En sous-traitant la gestion des frontières à des milices privées ultra violentes et à des régimes autoritaires comme la Libye, les dirigeants européens ont délibérément commis des crimes contre l’humanité. Cette externalisation répond également d’une logique néocoloniale de gestion des frontières. Ainsi, la Tunisie a été contrainte de s’allier à cette politique sous pression financière et diplomatique. Le média Decolonial news ajoute que «cette sous-traitance n’est pas une dérive, c’est une logique impérialiste et néocoloniale : faire porter aux pays du Sud les conséquences des guerres, du pillage et des déséquilibres crées par l’Occident».

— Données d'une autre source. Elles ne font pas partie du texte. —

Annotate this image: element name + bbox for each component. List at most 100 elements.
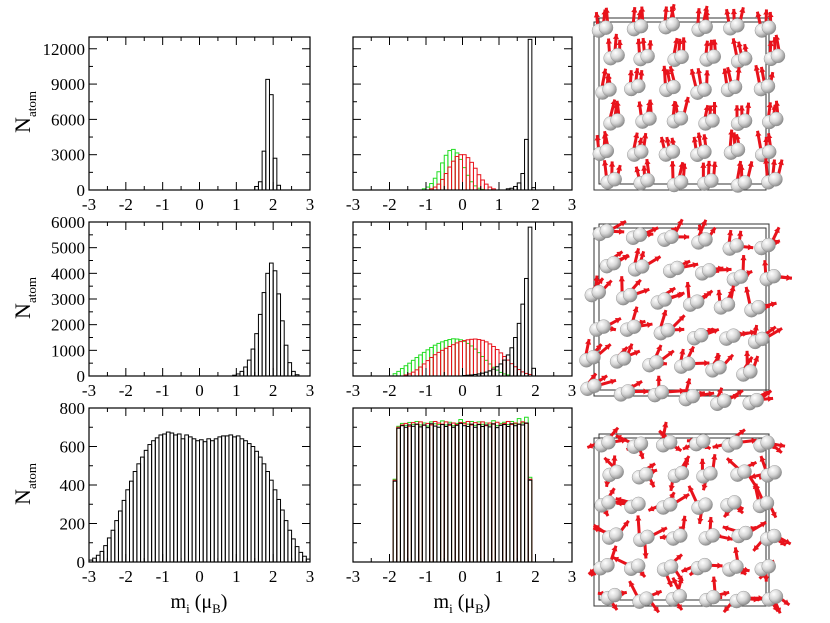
spin-arrowhead (660, 527, 667, 533)
bar-red-31 (505, 420, 511, 563)
bar-green-32 (509, 420, 515, 563)
x-tick-label: 0 (195, 381, 204, 400)
spin-arrowhead (740, 255, 747, 261)
spin-arrowhead (726, 266, 732, 273)
spin-arrowhead (605, 74, 612, 80)
atom-sphere (705, 113, 720, 128)
atom-sphere (761, 559, 776, 574)
spin-arrowhead (717, 387, 723, 394)
bar-black-48 (265, 471, 270, 563)
spin-arrowhead (643, 288, 650, 294)
spin-arrowhead (682, 444, 689, 450)
spin-arrowhead (776, 328, 783, 334)
atom-sphere (587, 378, 602, 394)
bar-green-8 (421, 422, 427, 563)
bar-green-37 (527, 476, 533, 563)
spin-arrowhead (678, 315, 685, 322)
bar-black-17 (151, 440, 156, 563)
spin-arrowhead (737, 230, 744, 237)
bar-black-8 (491, 368, 496, 377)
spin-arrowhead (751, 437, 757, 444)
spin-arrowhead (717, 562, 723, 569)
x-tick-label: -1 (419, 195, 433, 214)
bar-green-36 (524, 416, 529, 563)
bar-red-9 (436, 351, 442, 377)
spin-arrowhead (767, 11, 774, 18)
atom-sphere (696, 433, 711, 449)
spin-arrowhead (593, 526, 600, 533)
x-tick-label: 3 (568, 567, 577, 586)
bar-black-46 (257, 456, 263, 563)
spin-arrowhead (740, 569, 747, 575)
spin-arrowhead (612, 33, 620, 40)
bar-black-15 (143, 449, 149, 563)
bar-green-6 (414, 357, 420, 377)
spin-arrowhead (784, 538, 791, 545)
spin-arrowhead (610, 378, 616, 385)
bar-black-4 (268, 94, 274, 191)
x-axis-label-col1: mi (μB) (171, 591, 228, 616)
spin-arrowhead (639, 6, 646, 12)
atom-sphere (760, 78, 776, 94)
bar-black-41 (239, 438, 245, 563)
spin-arrowhead (774, 34, 781, 41)
bar-black-36 (221, 435, 226, 563)
atom-sphere (737, 175, 753, 190)
bar-black-25 (483, 424, 489, 563)
atom-sphere (736, 590, 751, 606)
spin-arrowhead (608, 161, 616, 167)
spin-arrowhead (648, 505, 655, 512)
bar-black-30 (199, 439, 204, 563)
histogram-row2-col1: -3 -2 -1 0 1 2 3 0 1000 2000 3000 4000 5000 6000 (51, 213, 314, 400)
spin-arrowhead (738, 105, 745, 111)
bar-red-6 (425, 360, 431, 377)
spin-arrowhead (673, 102, 680, 108)
atom-sphere (633, 18, 649, 34)
spin-arrowhead (633, 350, 640, 356)
bar-red-16 (462, 340, 467, 377)
spin-arrowhead (627, 343, 633, 350)
atom-sphere (762, 144, 777, 160)
spin-arrowhead (614, 100, 621, 107)
bar-red-14 (454, 342, 460, 377)
spin-arrowhead (602, 510, 609, 517)
bar-black-35 (520, 424, 526, 563)
atom-sphere (760, 435, 775, 450)
bar-red-25 (494, 349, 500, 377)
x-tick-label: -2 (119, 381, 133, 400)
spin-arrowhead (668, 485, 675, 491)
bar-red-32 (520, 371, 526, 377)
bar-red-15 (483, 183, 489, 191)
bar-green-5 (410, 359, 416, 377)
spin-arrowhead (731, 38, 738, 44)
bar-red-18 (469, 338, 474, 377)
bar-green-10 (429, 347, 434, 377)
bar-black-15 (447, 423, 453, 563)
bar-red-28 (494, 421, 500, 563)
histogram-row3-col1: -3 -2 -1 0 1 2 3 0 200 400 600 800 (60, 399, 315, 586)
spin-arrowhead (767, 40, 774, 47)
bar-black-16 (451, 426, 456, 563)
bar-black-29 (498, 424, 504, 563)
spin-arrowhead (646, 321, 653, 328)
spin-arrowhead (763, 576, 770, 582)
atom-sphere (639, 591, 654, 606)
spin-arrowhead (767, 395, 774, 402)
bar-red-4 (443, 173, 449, 191)
bar-black-13 (136, 463, 142, 563)
spin-arrowhead (750, 329, 756, 336)
bar-green-18 (458, 339, 464, 377)
bar-black-28 (494, 427, 500, 563)
bar-red-24 (480, 421, 485, 563)
x-tick-label: -3 (346, 381, 360, 400)
bar-black-45 (254, 450, 259, 563)
bar-red-8 (458, 154, 464, 191)
spin-arrowhead (707, 105, 714, 111)
atom-sphere (626, 319, 642, 334)
bar-black-22 (472, 426, 478, 563)
spin-arrowhead (783, 599, 790, 605)
bar-black-16 (147, 444, 153, 563)
spin-arrowhead (601, 375, 608, 382)
spin-arrowhead (768, 72, 775, 78)
spin-arrowhead (729, 285, 736, 292)
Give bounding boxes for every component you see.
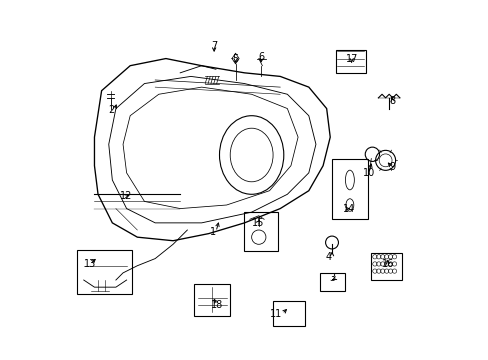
Text: 10: 10 — [362, 168, 374, 178]
Text: 17: 17 — [345, 54, 357, 64]
Text: 1: 1 — [209, 227, 216, 237]
Text: 15: 15 — [251, 218, 264, 228]
Text: 9: 9 — [389, 162, 395, 172]
Text: 14: 14 — [342, 203, 354, 213]
Text: 18: 18 — [211, 300, 223, 310]
Text: 13: 13 — [84, 259, 96, 269]
Text: 12: 12 — [120, 191, 132, 201]
Text: 2: 2 — [108, 105, 114, 115]
Text: 6: 6 — [258, 52, 264, 62]
Text: 11: 11 — [269, 309, 282, 319]
Text: 5: 5 — [232, 54, 238, 64]
Text: 4: 4 — [325, 252, 331, 262]
Text: 8: 8 — [389, 96, 395, 107]
Text: 7: 7 — [211, 41, 217, 51]
Text: 16: 16 — [381, 259, 393, 269]
Text: 3: 3 — [329, 273, 335, 283]
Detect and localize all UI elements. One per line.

Les défenseurs de l’Union Européenne évoquent le fait que les États membres n’ont fait que protéger leur souveraineté. comment cette souveraineté pourrait-elle justifier le fait de devenir complice de crimes contre l’humanité ? Les pays européens ont une connaissance très précise des sévices subis par les personnes exilées renvoyées en Libye. Ils se sont toujours placée au-dessus de la justice internationale, cette dernière n’étant bonne que pour les pays du Sud. «Le droit de la CPI est né ici, mais il ne s’appliquait qu’aux autres» explique maître Shatz. Il est temps que nos dirigeants soient soumis aux mêmes exigences qu’ils entendent imposer aux autres.

Pourtant, malgré ces multiples plaintes, ni les dirigeants de Frontex ni les gouvernants européens n’ont comparu sur le banc d’un tribunal, contrairement à Ibrahim, jugé ce mardi pour l’exemple.